TEMPO.CO, Mataram – Kementerian Dalam Negeri akan meminta Komisi Pemilihan Umum menggunakan verifikasi data kependudukan dengan KTP elektronik untuk para pendukung calon independen. Jadi KPU tidak perlu lagi menggunakan pengecekan berbasis fotokopi KTP. Sebab, kalau menggunakan fotokopi KTP, berarti KPU kembali menggunakan cara manual, dan itu rawan pemalsuan.
Direktur Jenderal Kependudukan dan Catatan Sipil Kementerian Dalam Negeri Zudan Arif Fakrulloh mengemukakan ini saat peluncuran Aplikasi Data Kependudukan Dengan Sistem Informasi Berbasis Peta (GIS) di Mataram, Rabu malam, 16 Maret 2016. “KPU harus menyediakan card reader. Hanya perlu waktu dua detik. Besok akan saya surati,” kata Zudan.
Menurut Zudan, petugas sudah mendapati dua orang beralamat Kepulauan Seribu yang menggunakan e-KTP palsu. Semula, dia mencurigai identitas penduduk yang KTP-nya dicetak tahun lalu tapi masa berlakunya berakhir 2020. “Padahal kan berlaku seumur hidup,” ucapnya.
Dalam acara ini, hadir Menteri Dalam Negeri Tjahjo Kumolo, yang juga membuka secara resmi Rapat Koordinasi Kependudukan dan Pencatatan Sipil Tahun 2016. Tjahjo pun mengatakan ada seorang penduduk dari data sidik jarinya yang memiliki 159 e-KTP. “Ada yang menggunakan nama alias dan sebagainya,” ujar Tjahjo mengutip laporan yang diperolehnya.
Zudan menuturkan KPU bisa menggunakan metode sampling untuk pengecekan data kependudukan dari para pendukung calon independen. Sebab, kalau tidak dilakukan pengecekan, bagaimana bisa diketahui itu benar. “Paling tidak orang datang diuji sidik jarinya,” ujarnya.
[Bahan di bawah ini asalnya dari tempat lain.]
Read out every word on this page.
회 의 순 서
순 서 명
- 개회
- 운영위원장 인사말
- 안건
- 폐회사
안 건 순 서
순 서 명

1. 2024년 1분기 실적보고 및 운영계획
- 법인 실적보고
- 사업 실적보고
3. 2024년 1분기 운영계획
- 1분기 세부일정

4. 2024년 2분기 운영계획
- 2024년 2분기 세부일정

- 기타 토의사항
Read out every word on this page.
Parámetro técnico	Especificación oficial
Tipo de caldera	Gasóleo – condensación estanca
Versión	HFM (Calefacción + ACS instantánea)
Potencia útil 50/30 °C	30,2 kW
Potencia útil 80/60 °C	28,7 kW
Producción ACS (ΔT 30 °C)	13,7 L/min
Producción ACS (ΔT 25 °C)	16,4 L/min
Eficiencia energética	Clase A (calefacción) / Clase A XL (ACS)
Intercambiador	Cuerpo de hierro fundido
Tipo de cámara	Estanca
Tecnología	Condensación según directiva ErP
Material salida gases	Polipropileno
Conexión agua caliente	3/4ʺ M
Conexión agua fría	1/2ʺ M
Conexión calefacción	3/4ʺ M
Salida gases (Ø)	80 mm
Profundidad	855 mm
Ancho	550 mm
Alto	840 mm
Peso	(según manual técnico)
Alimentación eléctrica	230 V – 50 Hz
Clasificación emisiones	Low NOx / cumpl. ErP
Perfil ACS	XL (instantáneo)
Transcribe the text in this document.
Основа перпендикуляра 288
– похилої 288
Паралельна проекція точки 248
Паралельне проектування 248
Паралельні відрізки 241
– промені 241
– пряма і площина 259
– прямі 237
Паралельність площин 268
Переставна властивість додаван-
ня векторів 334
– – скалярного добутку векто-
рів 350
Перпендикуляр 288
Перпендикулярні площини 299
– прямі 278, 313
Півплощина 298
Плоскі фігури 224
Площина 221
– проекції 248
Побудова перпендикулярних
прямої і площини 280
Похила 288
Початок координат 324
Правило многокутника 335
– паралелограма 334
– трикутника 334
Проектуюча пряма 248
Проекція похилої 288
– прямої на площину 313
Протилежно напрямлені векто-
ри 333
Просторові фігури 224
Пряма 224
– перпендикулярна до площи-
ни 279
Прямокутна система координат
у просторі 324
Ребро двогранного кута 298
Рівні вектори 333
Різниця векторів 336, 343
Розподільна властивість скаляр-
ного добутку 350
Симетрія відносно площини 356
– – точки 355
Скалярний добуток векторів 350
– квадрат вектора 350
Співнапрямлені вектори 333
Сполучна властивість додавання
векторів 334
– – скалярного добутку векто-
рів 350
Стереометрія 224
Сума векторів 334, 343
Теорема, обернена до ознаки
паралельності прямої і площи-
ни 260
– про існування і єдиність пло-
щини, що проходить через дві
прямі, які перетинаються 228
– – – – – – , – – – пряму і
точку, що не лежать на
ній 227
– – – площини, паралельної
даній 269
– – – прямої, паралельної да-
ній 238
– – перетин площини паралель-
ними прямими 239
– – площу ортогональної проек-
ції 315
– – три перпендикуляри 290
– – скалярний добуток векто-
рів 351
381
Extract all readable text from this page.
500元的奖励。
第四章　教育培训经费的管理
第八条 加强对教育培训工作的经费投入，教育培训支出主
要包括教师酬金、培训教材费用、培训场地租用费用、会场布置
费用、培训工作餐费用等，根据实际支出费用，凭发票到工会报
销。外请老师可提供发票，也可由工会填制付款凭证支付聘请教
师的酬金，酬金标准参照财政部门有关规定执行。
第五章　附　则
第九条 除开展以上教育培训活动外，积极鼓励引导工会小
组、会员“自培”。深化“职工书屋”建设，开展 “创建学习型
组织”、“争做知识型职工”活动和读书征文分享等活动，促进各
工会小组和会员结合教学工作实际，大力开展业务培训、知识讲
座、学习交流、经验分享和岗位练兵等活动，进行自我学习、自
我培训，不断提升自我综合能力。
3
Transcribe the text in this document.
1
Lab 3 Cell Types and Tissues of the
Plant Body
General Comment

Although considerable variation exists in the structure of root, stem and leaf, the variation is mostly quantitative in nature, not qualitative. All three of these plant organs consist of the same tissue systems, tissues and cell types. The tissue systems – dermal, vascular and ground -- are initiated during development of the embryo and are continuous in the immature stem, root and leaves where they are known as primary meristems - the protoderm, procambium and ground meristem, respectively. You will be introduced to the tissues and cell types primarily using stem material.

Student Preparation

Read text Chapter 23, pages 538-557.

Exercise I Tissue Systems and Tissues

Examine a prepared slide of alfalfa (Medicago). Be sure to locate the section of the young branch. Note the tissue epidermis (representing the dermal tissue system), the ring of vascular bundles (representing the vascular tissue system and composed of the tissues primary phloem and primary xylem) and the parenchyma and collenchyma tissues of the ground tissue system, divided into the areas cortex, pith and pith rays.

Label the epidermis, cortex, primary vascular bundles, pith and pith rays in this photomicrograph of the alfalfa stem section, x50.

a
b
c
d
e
Karena itu, seusai rapat koordinasi di Mataram, dia mengaku akan segera menyurati Komisi Pemilihan Umum. Apalagi card reader kependudukan ini terbuka, bisa diakses siapa saja, seperti pengelola bandar udara untuk melakukan uji data penumpang. “KPU agar verifikasi dengan NIK. Metode verifikasi,” ucapnya.